CKPN yang dibentuk sangat memadai untuk mengcover kebutuhan penambahan pencadangan bagi debitur–debitur yang masih dalam perhatian khusus. Kecukupan pencadangan ini tergambar dari rasio pencadangan untuk NPL dan LaR pada posisi Juni 2024, yang berada di level memadai masing–masing sebesar 298% dan 48%.
Advertisement
Pilar Pertumbuhan Bisnis
Direktur Retail Banking BNI Corina Leyla Karnalies memaparkan, melalui agenda transformasi, BNI melakukan penajaman fokus bisnis dan perbaikan proses bisnis yang memungkinkan segmen consumer menjadi pilar pertumbuhan kedua setelah korporasi.
Segmen consumer telah tumbuh rata-rata 12% per tahun sejak 2020, lebih tinggi dari rata-rata pertumbuhan kredit secara total bankwide yang tumbuh sebesar rata-rata 8% per tahun sejak 2020.
Adapun hingga semester I 2024 ini, segmen consumer mampu tumbuh 15,1% YoY, didorong oleh payroll loan dan kredit pemilikan rumah (mortgage), yang masing-masing tumbuh 17% YoY dan 12,6% YoY.
“Saat ini kami memiliki posisi yang cukup kuat di industri, dimana untuk produk-produk utama seperti KPR, personal loan, dan kartu kredit, BNI menjadi Top-3 dan Top-4 di industri.
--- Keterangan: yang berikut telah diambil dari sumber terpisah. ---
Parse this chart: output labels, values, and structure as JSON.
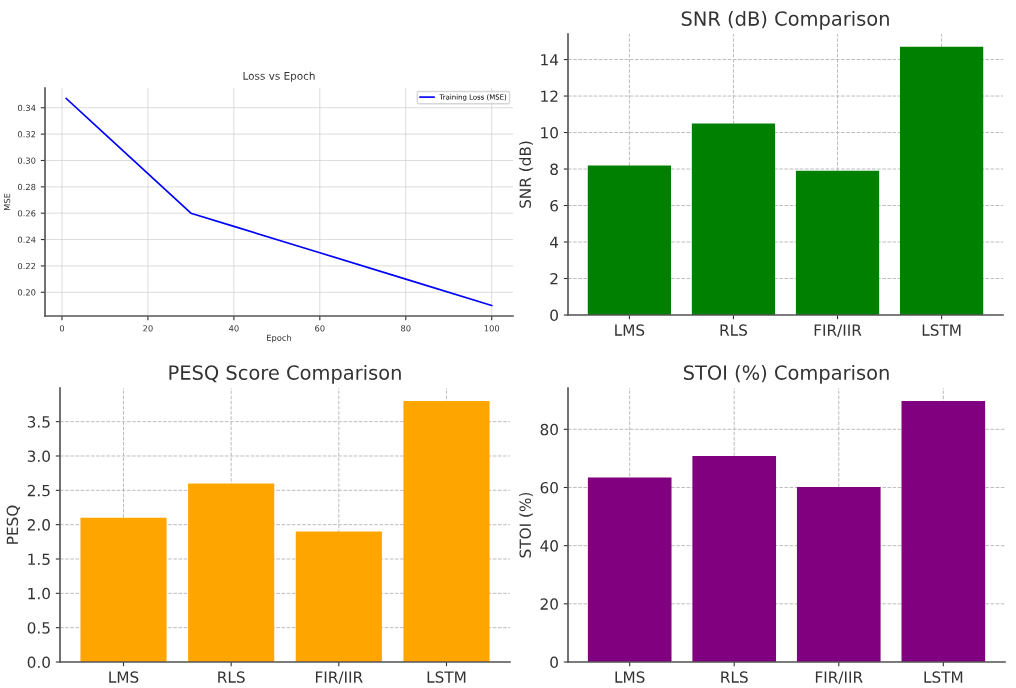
{
  "chart_data": [
    {
      "type": "line",
      "title": "Loss vs Epoch",
      "xlabel": "Epoch",
      "ylabel": "MSE",
      "series": [
        {
          "name": "Training Loss (MSE)",
          "color": "#0000ff",
          "x": [
            1,
            10,
            20,
            30,
            40,
            60,
            80,
            100
          ],
          "values": [
            0.347,
            0.32,
            0.29,
            0.26,
            0.25,
            0.23,
            0.21,
            0.19
          ]
        }
      ],
      "xlim": [
        -3.95,
        104.95
      ],
      "xticks": [
        0,
        20,
        40,
        60,
        80,
        100
      ],
      "ylim": [
        0.182,
        0.355
      ],
      "yticks": [
        {
          "value": 0.2,
          "label": "0.20"
        },
        {
          "value": 0.22,
          "label": "0.22"
        },
        {
          "value": 0.24,
          "label": "0.24"
        },
        {
          "value": 0.26,
          "label": "0.26"
        },
        {
          "value": 0.28,
          "label": "0.28"
        },
        {
          "value": 0.3,
          "label": "0.30"
        },
        {
          "value": 0.32,
          "label": "0.32"
        },
        {
          "value": 0.34,
          "label": "0.34"
        }
      ],
      "grid": true,
      "legend": "top right",
      "marker": "none",
      "line_style": "solid"
    },
    {
      "type": "bar",
      "title": "SNR (dB) Comparison",
      "ylabel": "SNR (dB)",
      "categories": [
        "LMS",
        "RLS",
        "FIR/IIR",
        "LSTM"
      ],
      "values": [
        8.2,
        10.5,
        7.9,
        14.7
      ],
      "color": "#008000",
      "ylim": [
        0,
        15.4
      ],
      "yticks": [
        0,
        2,
        4,
        6,
        8,
        10,
        12,
        14
      ],
      "grid": true
    },
    {
      "type": "bar",
      "title": "PESQ Score Comparison",
      "ylabel": "PESQ",
      "categories": [
        "LMS",
        "RLS",
        "FIR/IIR",
        "LSTM"
      ],
      "values": [
        2.1,
        2.6,
        1.9,
        3.8
      ],
      "color": "#ffa500",
      "ylim": [
        0,
        3.99
      ],
      "yticks": [
        {
          "value": 0,
          "label": "0.0"
        },
        {
          "value": 0.5,
          "label": "0.5"
        },
        {
          "value": 1,
          "label": "1.0"
        },
        {
          "value": 1.5,
          "label": "1.5"
        },
        {
          "value": 2,
          "label": "2.0"
        },
        {
          "value": 2.5,
          "label": "2.5"
        },
        {
          "value": 3,
          "label": "3.0"
        },
        {
          "value": 3.5,
          "label": "3.5"
        }
      ],
      "grid": true
    },
    {
      "type": "bar",
      "title": "STOI (%) Comparison",
      "ylabel": "STOI (%)",
      "categories": [
        "LMS",
        "RLS",
        "FIR/IIR",
        "LSTM"
      ],
      "values": [
        63.4,
        70.8,
        60.2,
        89.7
      ],
      "color": "#800080",
      "ylim": [
        0,
        94.2
      ],
      "yticks": [
        0,
        20,
        40,
        60,
        80
      ],
      "grid": true
    }
  ]
}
Kami memiliki aspirasi untuk semakin memperkuat posisi kami di segmen ini, serta menjadikan produk layanan consumer kami sebagai salah satu pilihan utama masyarakat,” kata Corina.
Salah satu kunci pertumbuhan bisnis yang kuat di segmen consumer adalah optimalisasi bisnis dari ekosistem nasabah korporasi, serta memperdalam bisnis dari kemitraan dengan top developer di Indonesia.
Pergeseran profil nasabah juga terjadi pada payroll loan, yaitu pinjaman yang diberikan kepada nasabah yang rekening gajinya di BNI. Hampir seluruh nasabah payroll loan yang berjumlah 335 ribu adalah fixed income earners atau pegawai berpenghasilan tetap yang berasal dari institusi pemerintah, serta pegawai dari perusahaan-perusahaan swasta yang menjadi nasabah segmen korporasi.
“Ke depan, kami terus berupaya memperkuat proposisi bisnis consumer kami sebagai lifetime banking partner," jelas dia.